Amazon Neptune is a fast, reliable, fully managed graph database service that makes it easy to build and run applications that work with highly connected datasets. The core of Neptune is a purpose-built, high-performance graph database engine that is optimized for storing billions of relationships and querying the graph with milliseconds latency. Neptune supports the popular graph query languages Apache TinkerPop Gremlin and W3C’s SPARQL, allowing you to build queries that efficiently navigate highly connected datasets. Neptune powers graph use cases such as recommendation engines, fraud detection, knowledge graphs, drug discovery, and network security.

Neptune is highly available, with read replicas, point-in-time recovery, continuous backup to Amazon S3, and replication across Availability Zones. Neptune provides data security features, with support for encryption at rest and in transit. Neptune is fully managed, so you no longer need to worry about database management tasks like hardware provisioning, software patching, setup, configuration, or backups.

To learn about using Amazon Neptune, we recommend that you start with the following sections:

Key Service Components

  • Primary DB instance – Supports read and write operations, and performs all of the data modifications to the cluster volume. Each Neptune DB cluster has one primary DB instance responsible for writing (that is, loading or modifying) graph database contents.

  • Neptune Replica – Connects to the same storage volume as the primary DB instance and supports only read operations. Each Neptune DB cluster can have up to 15 Neptune Replicas in addition to the primary DB instance. This provides high availability by locating Neptune Replicas in separate Availability Zones and distribution load from reading clients.

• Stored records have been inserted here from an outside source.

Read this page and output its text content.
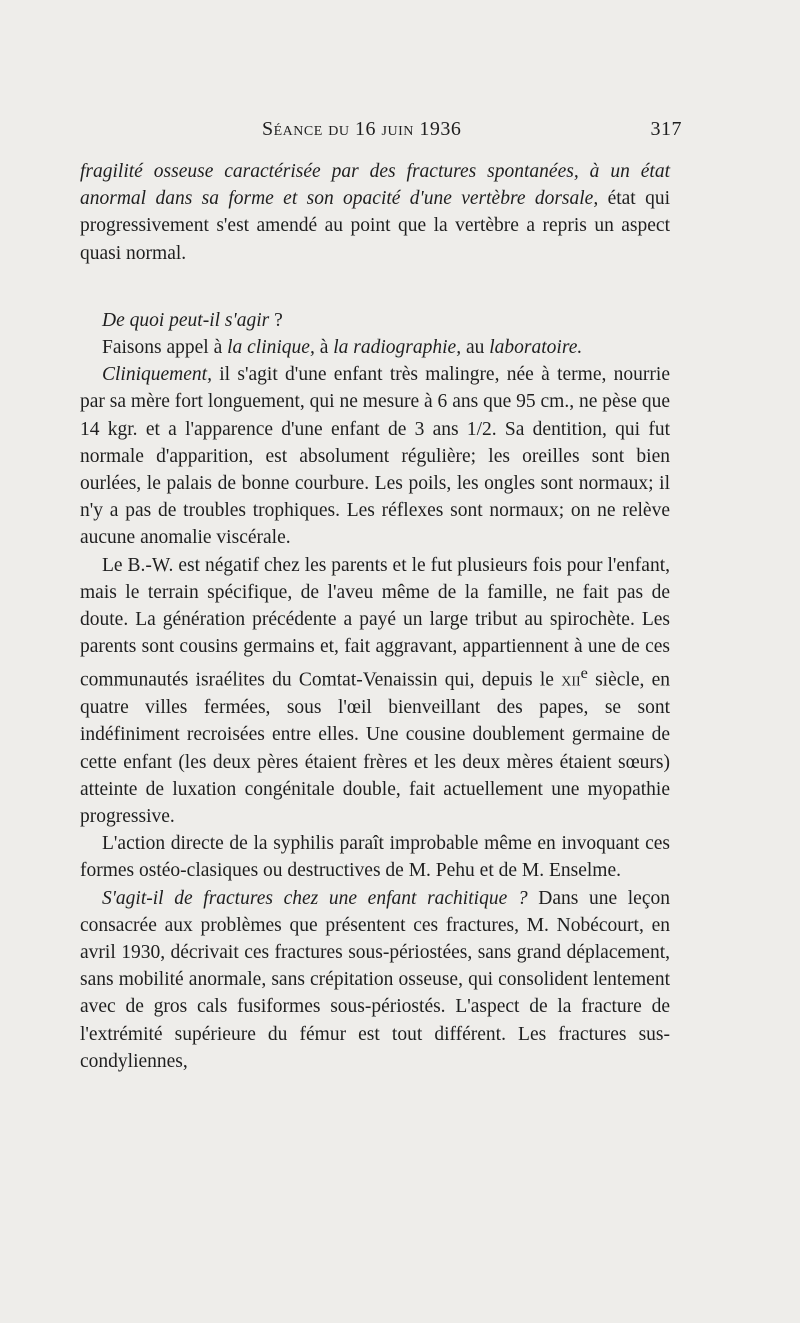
Séance du 16 juin 1936	317

fragilité osseuse caractérisée par des fractures spontanées, à un état anormal dans sa forme et son opacité d'une vertèbre dorsale, état qui progressivement s'est amendé au point que la vertèbre a repris un aspect quasi normal.

De quoi peut-il s'agir ?

Faisons appel à la clinique, à la radiographie, au laboratoire.

Cliniquement, il s'agit d'une enfant très malingre, née à terme, nourrie par sa mère fort longuement, qui ne mesure à 6 ans que 95 cm., ne pèse que 14 kgr. et a l'apparence d'une enfant de 3 ans 1/2. Sa dentition, qui fut normale d'apparition, est absolument régulière; les oreilles sont bien ourlées, le palais de bonne courbure. Les poils, les ongles sont normaux; il n'y a pas de troubles trophiques. Les réflexes sont normaux; on ne relève aucune anomalie viscérale.

Le B.-W. est négatif chez les parents et le fut plusieurs fois pour l'enfant, mais le terrain spécifique, de l'aveu même de la famille, ne fait pas de doute. La génération précédente a payé un large tribut au spirochète. Les parents sont cousins germains et, fait aggravant, appartiennent à une de ces communautés israélites du Comtat-Venaissin qui, depuis le xii$^e$ siècle, en quatre villes fermées, sous l'œil bienveillant des papes, se sont indéfiniment recroisées entre elles. Une cousine doublement germaine de cette enfant (les deux pères étaient frères et les deux mères étaient sœurs) atteinte de luxation congénitale double, fait actuellement une myopathie progressive.

L'action directe de la syphilis paraît improbable même en invoquant ces formes ostéo-clasiques ou destructives de M. Pehu et de M. Enselme.

S'agit-il de fractures chez une enfant rachitique ? Dans une leçon consacrée aux problèmes que présentent ces fractures, M. Nobécourt, en avril 1930, décrivait ces fractures sous-périostées, sans grand déplacement, sans mobilité anormale, sans crépitation osseuse, qui consolident lentement avec de gros cals fusiformes sous-périostés. L'aspect de la fracture de l'extrémité supérieure du fémur est tout différent. Les fractures sus-condyliennes,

  • Cluster Volume – Neptune data is stored in the cluster volume, which is designed for reliability and high availability. A cluster volume consists of copies of the data across multiple Availability Zones (AZs) in a single region. Because your data is automatically replicated across Availability Zones, it is highly durable and there is very little possibility of data loss.

Supports Open Graph APIs

Amazon Neptune supports open graph APIs for both Gremlin and SPARQL, and it provides high performance for both of these graph models and their query languages. You can choose the Property Graph (PG) model and its open source query language, Apache TinkerPop Gremlin graph traversal language, or you can use the W3C standard Resource Description Framework (RDF) model and its standard SPARQL Query Language.

Highly Secure

Neptune provides multiple levels of security for your database, including network isolation using Amazon VPC, and encryption at rest using keys that you create and control through AWS Key Management Service (AWS KMS). On an encrypted Neptune instance, data in the underlying storage is encrypted, as are the automated backups, snapshots, and replicas in the same cluster.

Fully Managed

With Amazon Neptune, you don’t have to worry about database management tasks like hardware provisioning, software patching, setup, configuration, or backups.

You can use Neptune to create sophisticated, interactive graph applications that can query billions of relationships in milliseconds. SQL queries for highly connected data are complex and hard to tune for performance. Instead, Neptune allows you to use the popular graph query languages TinkerPop Gremlin and SPARQL to execute powerful queries that are easy to write and perform well on connected data. This significantly reduces code complexity and enables you to more quickly create applications that process relationships.

Neptune is designed to offer greater than 99.99 percent availability. It increases database performance and availability by tightly integrating the database engine with an SSD-backed virtualized storage layer that is built for database workloads. Neptune storage is fault-tolerant and self-healing, and disk failures are repaired in the background without loss of database availability. Neptune automatically detects database crashes and restarts without the need for crash recovery or rebuilding the database cache. If the entire instance fails, Neptune automatically fails over to one of up to 15 read replicas.